Ziehn, Bernhard
1845-
Distinguished theorist; born in January, 1845, at Erfurt, Thuringia. He was not especially educated in music when a boy, but passed through the common and normal schools, and then became a schoolteacher, teaching for three years at Mühlhausen, and coming to America in 1868, where for three years he taught in Chicago, and then turned his entire attention to music, specializing along theoretical lines. His first published works, Hamburg, 1881, were a System of Exercises for the piano, and A New Method for the Instruction of Beginners, emphasizing the naturally opposite position of the hands in playing, and the necessity of technical training for their symmetrical development. The exercises given in this latter work are largely in contrary motion, in accordance with this principle.

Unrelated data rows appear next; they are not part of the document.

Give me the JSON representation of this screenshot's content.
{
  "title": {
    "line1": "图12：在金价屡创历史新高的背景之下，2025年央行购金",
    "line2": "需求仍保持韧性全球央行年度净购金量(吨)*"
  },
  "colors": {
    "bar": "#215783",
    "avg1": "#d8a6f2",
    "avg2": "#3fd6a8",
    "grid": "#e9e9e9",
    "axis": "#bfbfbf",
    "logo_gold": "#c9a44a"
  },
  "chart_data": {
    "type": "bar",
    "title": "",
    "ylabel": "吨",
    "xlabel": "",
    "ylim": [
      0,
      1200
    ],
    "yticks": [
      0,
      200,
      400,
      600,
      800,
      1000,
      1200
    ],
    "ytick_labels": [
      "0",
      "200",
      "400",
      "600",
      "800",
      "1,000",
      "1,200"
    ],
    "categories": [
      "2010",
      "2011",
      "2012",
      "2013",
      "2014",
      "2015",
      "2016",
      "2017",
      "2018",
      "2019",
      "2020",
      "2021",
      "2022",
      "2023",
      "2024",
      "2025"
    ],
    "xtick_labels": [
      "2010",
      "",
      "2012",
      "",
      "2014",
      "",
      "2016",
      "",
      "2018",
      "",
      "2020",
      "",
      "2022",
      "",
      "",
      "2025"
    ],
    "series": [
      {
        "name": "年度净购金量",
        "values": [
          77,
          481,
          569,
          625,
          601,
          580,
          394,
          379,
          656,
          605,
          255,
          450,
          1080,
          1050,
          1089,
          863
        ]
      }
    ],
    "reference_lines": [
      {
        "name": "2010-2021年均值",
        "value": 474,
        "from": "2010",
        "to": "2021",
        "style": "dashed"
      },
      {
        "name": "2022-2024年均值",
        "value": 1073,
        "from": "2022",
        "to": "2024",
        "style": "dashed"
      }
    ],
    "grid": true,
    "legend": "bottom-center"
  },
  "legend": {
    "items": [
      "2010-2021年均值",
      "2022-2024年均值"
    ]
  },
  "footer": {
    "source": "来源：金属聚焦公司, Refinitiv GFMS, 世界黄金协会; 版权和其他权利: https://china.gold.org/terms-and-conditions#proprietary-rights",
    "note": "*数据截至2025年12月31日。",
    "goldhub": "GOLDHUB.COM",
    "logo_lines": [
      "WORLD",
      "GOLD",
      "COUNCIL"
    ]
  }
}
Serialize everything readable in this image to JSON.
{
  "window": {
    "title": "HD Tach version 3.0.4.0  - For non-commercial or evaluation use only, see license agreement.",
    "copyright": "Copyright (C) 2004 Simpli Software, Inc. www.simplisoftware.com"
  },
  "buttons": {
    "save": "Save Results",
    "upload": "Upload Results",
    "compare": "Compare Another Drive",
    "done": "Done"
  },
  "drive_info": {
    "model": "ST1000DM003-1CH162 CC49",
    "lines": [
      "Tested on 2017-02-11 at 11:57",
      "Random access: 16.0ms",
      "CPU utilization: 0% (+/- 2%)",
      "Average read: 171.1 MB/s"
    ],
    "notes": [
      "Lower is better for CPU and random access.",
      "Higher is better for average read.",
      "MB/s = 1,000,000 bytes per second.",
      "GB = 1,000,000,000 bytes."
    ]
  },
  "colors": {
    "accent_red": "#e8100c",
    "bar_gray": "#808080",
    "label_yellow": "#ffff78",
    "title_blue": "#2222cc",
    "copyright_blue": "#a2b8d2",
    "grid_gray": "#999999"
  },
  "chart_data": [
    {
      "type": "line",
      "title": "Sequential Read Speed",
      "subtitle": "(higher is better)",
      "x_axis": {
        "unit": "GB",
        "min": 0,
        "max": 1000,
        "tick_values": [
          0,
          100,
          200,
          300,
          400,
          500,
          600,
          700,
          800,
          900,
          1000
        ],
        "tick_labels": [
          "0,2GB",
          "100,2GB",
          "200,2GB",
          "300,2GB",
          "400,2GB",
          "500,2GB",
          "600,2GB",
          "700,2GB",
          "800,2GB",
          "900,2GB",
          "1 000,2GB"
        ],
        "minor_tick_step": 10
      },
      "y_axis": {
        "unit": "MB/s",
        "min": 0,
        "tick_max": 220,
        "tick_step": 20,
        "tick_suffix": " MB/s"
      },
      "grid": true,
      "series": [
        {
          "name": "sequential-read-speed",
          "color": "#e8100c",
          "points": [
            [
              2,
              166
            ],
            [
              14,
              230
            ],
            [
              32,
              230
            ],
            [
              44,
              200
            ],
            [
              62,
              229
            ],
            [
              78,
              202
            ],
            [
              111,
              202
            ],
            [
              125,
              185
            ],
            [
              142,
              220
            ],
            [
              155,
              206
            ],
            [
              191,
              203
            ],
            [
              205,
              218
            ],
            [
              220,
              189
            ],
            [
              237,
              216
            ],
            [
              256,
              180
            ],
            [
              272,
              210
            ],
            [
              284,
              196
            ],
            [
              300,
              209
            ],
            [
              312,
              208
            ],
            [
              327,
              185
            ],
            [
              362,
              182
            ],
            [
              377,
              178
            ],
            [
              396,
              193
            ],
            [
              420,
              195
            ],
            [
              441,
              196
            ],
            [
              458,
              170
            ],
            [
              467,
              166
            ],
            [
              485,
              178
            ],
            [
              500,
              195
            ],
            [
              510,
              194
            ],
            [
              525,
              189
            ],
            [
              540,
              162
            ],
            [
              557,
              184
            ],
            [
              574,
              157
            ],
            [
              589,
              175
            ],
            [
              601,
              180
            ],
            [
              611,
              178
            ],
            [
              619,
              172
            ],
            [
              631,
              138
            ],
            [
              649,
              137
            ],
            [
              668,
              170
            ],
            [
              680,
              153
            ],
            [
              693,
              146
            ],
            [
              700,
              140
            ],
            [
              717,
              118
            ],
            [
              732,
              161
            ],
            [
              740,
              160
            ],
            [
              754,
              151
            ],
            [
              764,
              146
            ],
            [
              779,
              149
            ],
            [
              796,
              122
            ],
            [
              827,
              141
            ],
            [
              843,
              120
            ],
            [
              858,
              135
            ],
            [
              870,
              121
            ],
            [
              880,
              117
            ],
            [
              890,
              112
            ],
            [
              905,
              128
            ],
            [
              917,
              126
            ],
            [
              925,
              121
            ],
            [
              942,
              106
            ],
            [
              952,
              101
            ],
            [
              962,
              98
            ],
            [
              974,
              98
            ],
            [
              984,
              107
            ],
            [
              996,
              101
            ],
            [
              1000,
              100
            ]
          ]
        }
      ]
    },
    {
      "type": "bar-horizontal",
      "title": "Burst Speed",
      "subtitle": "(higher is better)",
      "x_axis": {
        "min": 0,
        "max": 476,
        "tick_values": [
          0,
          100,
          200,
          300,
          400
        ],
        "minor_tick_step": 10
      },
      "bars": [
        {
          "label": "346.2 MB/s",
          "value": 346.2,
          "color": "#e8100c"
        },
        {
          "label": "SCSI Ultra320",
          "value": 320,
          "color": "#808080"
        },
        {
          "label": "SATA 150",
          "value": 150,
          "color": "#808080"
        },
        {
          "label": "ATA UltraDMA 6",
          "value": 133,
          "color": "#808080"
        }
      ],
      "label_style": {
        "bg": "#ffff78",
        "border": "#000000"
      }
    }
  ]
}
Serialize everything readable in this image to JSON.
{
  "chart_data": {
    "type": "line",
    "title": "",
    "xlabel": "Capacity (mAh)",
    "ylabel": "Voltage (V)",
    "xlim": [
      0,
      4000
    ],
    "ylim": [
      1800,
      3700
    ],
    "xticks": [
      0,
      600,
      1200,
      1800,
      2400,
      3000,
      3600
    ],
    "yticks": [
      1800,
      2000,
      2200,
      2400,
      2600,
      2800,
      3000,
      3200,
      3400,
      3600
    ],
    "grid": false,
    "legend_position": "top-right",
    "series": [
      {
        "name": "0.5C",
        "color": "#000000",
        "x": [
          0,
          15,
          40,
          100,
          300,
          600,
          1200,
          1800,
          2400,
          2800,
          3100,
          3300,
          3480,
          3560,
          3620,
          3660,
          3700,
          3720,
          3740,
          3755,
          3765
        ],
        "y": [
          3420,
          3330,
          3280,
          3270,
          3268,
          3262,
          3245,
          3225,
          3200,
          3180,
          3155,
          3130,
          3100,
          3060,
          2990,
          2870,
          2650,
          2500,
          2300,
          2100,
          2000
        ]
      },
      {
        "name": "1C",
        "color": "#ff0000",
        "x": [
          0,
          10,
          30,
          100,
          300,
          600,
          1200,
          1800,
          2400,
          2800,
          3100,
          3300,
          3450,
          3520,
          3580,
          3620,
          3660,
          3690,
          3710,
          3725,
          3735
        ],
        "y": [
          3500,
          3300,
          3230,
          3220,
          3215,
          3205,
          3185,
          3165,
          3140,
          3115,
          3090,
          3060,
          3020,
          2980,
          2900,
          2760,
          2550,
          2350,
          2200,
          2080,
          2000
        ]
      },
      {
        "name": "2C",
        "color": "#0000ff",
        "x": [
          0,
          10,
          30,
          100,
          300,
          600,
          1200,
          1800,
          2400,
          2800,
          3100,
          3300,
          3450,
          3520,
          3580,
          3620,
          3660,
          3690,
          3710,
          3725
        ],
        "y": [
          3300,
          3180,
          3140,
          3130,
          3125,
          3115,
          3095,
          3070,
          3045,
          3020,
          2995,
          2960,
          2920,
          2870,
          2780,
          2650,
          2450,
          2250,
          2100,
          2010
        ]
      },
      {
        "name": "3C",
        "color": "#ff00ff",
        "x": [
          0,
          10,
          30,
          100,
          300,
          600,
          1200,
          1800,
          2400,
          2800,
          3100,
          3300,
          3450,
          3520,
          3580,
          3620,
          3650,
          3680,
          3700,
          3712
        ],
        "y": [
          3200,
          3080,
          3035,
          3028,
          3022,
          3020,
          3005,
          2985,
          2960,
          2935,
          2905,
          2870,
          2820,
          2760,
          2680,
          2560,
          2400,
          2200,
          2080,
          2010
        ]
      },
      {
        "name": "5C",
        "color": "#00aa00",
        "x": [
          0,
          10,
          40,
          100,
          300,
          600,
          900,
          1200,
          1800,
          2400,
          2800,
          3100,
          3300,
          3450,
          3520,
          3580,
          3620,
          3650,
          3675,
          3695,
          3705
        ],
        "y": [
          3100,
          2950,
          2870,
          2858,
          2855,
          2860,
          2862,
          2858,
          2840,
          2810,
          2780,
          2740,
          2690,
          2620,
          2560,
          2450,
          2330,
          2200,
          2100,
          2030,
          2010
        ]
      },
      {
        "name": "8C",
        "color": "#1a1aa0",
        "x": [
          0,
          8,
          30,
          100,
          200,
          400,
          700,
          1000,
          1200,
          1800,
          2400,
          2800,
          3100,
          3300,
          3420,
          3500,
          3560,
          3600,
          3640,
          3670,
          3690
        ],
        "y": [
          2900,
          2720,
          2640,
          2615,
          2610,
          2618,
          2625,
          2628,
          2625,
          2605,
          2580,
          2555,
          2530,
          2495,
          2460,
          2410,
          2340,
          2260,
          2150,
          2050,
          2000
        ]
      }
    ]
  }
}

A still more important work, Harmonic und Modulationslehre, was published in Berlin, 1888. It is to a great extent inductive, as it illustrates each step by examples from the works of the best composers, quoting from a wide range of nearly one hundred, from the old classicists to the ultra-moderns. His latest work is the Manual of Harmony, published in Milwaukee, 1907. He has contributed articles to various Berlin musical periodicals, including the Allgemeine Musikzeitung, Die Musik, and others, and stands high as an authority on branches of musical history. His opinion of the genuineness of a certain work ascribed to Bach was accepted over that of Spitta by celebrated German scholars. He made a special study of the correct execution of the old embellishments found in classical works; and attracted commendation from the Department of Agriculture at Washington for his important botanical article on poison ivy in the parks and suburbs of Chicago, where he resides. His original ideas in regard to symmetrical inversion of chords in his works on harmony have attracted the attention of the most advanced musicians, but so far have been little used by composers.